髭剃りなどの商品はサブスクリプションで購入する必要はありませんよね。有料会員数を増やしたい「Dollar Shave Club」にとっては、そのことについてどう思いますか?

私たちにとって、サブスクリプション会員数を増やすことよりも、男性が心身の管理をできるように助けることをミッションとしています。多くの企業が、定期的収益を見込めることから、サブスクリプション型ビジネスという響きに憧れて始めますが、最終的には提供するサービスが使用する人たちの人生を豊かにするかどうかを求める必要があります。

また定額制動画配信サービスのNetflixのように、毎月同じサービスを購入するのは面倒ですよね。同じようなことが、髭剃りなどの商品にも言えると思います。男性は同じ商品を繰り返して使う傾向にあるため、同じ商品を買いにお店に行くことも多いです。オンラインで好きな商品をサブスクリプションすることで、中身がなくなる前に新しいものを自宅で受け取ることができます。

既存ユーザーとの関係性を深めるために目標としていることはありますか?

私たちはビジネスを成長させるため、商品を実際に見て取ることができるようにしています。訪れる人が新しい商品と出会えるように、実店舗も設けています。その実店舗例が、自動販売機を使った戦略です。現在3箇所にて、「Dollar Shave Club」の自動販売機を展開しています。数年の間には、その数を全国に増やしていきたいと思います。

「Dollar Shave Club」が発信するコンテンツは、どのように変化を遂げてきましたか?
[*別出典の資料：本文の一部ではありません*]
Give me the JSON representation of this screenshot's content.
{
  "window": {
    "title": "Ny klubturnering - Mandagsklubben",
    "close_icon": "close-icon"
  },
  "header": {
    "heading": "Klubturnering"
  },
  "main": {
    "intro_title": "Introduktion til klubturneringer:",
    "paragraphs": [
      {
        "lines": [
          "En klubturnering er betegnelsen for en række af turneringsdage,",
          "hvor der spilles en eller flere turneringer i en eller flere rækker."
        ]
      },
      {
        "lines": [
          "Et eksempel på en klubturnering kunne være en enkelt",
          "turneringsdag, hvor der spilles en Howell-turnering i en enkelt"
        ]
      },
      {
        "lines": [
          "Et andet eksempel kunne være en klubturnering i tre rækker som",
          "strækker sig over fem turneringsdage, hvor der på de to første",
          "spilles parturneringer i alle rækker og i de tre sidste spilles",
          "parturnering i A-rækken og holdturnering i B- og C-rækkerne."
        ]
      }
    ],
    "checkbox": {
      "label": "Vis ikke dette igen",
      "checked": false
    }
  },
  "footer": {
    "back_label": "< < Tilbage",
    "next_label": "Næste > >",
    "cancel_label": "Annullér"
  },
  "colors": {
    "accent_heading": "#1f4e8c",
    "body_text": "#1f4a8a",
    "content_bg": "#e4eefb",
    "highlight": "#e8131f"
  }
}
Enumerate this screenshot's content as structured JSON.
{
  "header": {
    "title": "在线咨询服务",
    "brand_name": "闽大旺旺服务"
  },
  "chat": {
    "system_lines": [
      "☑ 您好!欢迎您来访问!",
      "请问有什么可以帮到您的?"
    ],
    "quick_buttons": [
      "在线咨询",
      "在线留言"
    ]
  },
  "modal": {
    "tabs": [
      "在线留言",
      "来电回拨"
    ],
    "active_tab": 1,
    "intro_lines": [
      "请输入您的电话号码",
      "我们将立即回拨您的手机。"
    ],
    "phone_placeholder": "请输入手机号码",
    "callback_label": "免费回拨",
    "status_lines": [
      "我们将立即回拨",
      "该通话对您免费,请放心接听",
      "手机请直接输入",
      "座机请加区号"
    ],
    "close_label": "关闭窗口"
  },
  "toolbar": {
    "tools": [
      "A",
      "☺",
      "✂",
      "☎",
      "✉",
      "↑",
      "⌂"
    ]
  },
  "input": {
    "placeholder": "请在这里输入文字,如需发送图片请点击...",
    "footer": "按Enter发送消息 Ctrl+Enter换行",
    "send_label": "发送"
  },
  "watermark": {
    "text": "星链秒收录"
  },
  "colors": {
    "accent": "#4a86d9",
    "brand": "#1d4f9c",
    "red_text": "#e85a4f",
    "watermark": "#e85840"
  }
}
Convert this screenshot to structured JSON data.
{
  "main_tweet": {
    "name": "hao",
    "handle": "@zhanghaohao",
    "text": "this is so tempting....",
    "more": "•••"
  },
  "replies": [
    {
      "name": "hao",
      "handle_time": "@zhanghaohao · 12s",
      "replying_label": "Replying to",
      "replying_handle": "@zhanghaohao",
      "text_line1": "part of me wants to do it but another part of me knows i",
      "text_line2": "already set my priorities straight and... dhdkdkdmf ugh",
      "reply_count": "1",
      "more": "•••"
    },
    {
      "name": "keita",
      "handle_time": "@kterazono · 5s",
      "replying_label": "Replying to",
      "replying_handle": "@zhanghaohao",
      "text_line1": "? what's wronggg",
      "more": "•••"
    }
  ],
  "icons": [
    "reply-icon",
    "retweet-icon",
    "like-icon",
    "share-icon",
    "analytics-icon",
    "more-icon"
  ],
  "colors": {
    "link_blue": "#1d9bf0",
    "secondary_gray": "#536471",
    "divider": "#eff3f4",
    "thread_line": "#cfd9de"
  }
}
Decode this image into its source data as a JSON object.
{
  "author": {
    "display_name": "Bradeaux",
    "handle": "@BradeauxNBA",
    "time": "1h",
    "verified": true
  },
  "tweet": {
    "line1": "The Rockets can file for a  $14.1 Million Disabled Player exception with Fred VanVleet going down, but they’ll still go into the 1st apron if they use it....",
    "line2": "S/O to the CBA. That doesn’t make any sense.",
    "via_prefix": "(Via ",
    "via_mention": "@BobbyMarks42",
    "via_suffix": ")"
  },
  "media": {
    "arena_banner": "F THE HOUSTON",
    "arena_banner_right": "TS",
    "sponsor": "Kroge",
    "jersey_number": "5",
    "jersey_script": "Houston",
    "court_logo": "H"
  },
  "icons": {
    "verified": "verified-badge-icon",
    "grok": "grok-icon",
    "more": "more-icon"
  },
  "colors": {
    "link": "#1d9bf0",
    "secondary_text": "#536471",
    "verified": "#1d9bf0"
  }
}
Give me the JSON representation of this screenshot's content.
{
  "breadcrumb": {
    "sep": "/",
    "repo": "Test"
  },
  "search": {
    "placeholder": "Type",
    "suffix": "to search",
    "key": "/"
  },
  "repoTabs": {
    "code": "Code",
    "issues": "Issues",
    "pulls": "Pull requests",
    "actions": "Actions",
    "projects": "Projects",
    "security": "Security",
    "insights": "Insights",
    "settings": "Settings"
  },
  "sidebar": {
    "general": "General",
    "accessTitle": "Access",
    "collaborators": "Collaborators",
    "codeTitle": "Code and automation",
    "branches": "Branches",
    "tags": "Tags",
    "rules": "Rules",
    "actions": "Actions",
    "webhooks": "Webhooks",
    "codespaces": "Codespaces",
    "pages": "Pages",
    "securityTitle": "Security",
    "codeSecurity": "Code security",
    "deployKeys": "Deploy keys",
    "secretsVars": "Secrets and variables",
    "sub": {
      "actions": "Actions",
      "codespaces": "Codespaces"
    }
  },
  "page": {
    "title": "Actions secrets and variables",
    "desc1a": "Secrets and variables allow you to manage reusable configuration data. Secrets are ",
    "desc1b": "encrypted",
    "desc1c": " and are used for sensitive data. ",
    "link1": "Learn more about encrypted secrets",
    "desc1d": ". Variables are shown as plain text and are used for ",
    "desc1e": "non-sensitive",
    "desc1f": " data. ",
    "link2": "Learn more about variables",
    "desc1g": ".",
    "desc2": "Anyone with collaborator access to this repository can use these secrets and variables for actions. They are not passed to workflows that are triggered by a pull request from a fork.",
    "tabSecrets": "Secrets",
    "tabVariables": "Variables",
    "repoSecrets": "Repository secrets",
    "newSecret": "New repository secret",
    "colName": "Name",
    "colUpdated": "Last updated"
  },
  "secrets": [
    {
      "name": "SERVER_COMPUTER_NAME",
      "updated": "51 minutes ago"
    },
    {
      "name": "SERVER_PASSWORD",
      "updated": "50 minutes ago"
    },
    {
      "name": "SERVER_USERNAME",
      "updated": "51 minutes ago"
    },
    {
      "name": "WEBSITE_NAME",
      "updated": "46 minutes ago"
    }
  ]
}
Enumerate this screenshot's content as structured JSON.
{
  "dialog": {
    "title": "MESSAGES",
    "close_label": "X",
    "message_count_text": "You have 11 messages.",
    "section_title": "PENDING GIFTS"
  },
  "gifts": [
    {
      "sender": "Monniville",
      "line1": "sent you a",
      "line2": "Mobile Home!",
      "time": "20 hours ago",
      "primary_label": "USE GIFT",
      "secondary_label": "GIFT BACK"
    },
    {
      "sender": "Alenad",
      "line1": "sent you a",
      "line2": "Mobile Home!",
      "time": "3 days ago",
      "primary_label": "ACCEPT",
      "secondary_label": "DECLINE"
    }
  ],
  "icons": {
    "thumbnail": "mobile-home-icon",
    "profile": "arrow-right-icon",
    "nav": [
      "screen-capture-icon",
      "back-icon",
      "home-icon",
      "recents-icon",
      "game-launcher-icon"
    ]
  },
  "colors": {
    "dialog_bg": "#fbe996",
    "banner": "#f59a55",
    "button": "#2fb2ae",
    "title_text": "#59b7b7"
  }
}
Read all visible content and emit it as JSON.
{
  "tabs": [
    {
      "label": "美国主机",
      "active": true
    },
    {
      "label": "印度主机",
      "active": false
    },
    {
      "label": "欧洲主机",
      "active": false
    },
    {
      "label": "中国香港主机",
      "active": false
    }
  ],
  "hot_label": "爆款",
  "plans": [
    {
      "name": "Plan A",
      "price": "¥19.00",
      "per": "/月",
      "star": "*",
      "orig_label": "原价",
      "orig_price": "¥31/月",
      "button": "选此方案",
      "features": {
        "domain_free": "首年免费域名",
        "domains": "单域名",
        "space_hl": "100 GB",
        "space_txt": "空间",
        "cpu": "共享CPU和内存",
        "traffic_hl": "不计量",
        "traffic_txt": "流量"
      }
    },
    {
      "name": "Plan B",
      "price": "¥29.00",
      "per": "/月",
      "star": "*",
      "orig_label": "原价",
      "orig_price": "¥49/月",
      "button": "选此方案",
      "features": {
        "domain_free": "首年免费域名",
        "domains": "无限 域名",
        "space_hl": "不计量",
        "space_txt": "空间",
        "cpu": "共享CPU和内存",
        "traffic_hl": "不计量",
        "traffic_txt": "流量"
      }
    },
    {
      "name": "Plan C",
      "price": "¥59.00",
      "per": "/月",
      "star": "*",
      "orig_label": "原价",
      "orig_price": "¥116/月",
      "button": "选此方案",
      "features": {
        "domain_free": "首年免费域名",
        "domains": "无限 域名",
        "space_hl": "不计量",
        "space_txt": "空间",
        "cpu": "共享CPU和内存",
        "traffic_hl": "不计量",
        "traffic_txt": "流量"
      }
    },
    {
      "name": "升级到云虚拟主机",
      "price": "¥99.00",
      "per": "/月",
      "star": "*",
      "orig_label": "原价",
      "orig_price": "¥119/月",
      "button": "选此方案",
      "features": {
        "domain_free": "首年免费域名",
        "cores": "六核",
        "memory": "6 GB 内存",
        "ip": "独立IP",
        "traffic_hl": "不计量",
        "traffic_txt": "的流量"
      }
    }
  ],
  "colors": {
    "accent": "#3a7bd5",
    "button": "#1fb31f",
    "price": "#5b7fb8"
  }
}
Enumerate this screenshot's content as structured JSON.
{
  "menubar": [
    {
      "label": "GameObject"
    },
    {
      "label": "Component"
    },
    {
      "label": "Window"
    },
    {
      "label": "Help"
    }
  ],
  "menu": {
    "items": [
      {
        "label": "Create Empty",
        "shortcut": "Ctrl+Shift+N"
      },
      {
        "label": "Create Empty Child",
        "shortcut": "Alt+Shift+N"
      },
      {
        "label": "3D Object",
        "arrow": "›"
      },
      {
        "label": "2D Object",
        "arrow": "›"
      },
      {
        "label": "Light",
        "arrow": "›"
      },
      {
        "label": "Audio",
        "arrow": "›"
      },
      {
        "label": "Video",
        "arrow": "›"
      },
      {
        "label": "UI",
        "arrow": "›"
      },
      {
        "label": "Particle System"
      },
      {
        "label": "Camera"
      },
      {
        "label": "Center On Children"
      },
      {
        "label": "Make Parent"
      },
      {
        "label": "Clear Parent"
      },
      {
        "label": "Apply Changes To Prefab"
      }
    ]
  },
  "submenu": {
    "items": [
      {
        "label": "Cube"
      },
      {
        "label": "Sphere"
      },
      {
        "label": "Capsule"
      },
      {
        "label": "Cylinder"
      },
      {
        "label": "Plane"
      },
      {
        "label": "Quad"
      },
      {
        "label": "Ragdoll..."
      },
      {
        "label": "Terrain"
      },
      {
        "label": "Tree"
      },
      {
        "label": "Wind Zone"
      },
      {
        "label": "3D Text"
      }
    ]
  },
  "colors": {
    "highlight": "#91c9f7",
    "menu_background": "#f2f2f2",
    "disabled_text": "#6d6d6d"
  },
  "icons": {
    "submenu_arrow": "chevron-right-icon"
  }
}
私たちはウェブサイト上で、男性の社会的問題、髭剃りに関する問題、セルフケアの問題などのトピックでオリジナルコンテンツを配信しています。また、私たちは「メルマガジン(Mel Magazine)」と呼ばれるライフスタイルコンテンツも配信しており、ブランドから独立した形で展開されています。月間で250万のUU数があり、先日雑誌として出版も果たしました。あまり流通していない男性のためのコンテンツを補うことで、商品とコンテンツを提供する会社として成長したいと思っています。

雑誌はウェブサイトのコンテンツとどう異なりますか?

メルマガジンは、「Dollar Shave Club」の宣伝を行っていない、切り離されたブランドです。これは私たちの長期的戦略です。毎日タメになるコンテンツを配信することで、私たちのコンテンツを真似する人たちも出てきたくらいです。私たちはこのコンテンツで、「Dollar Shave Club」のファン層を築くことができればと思っています。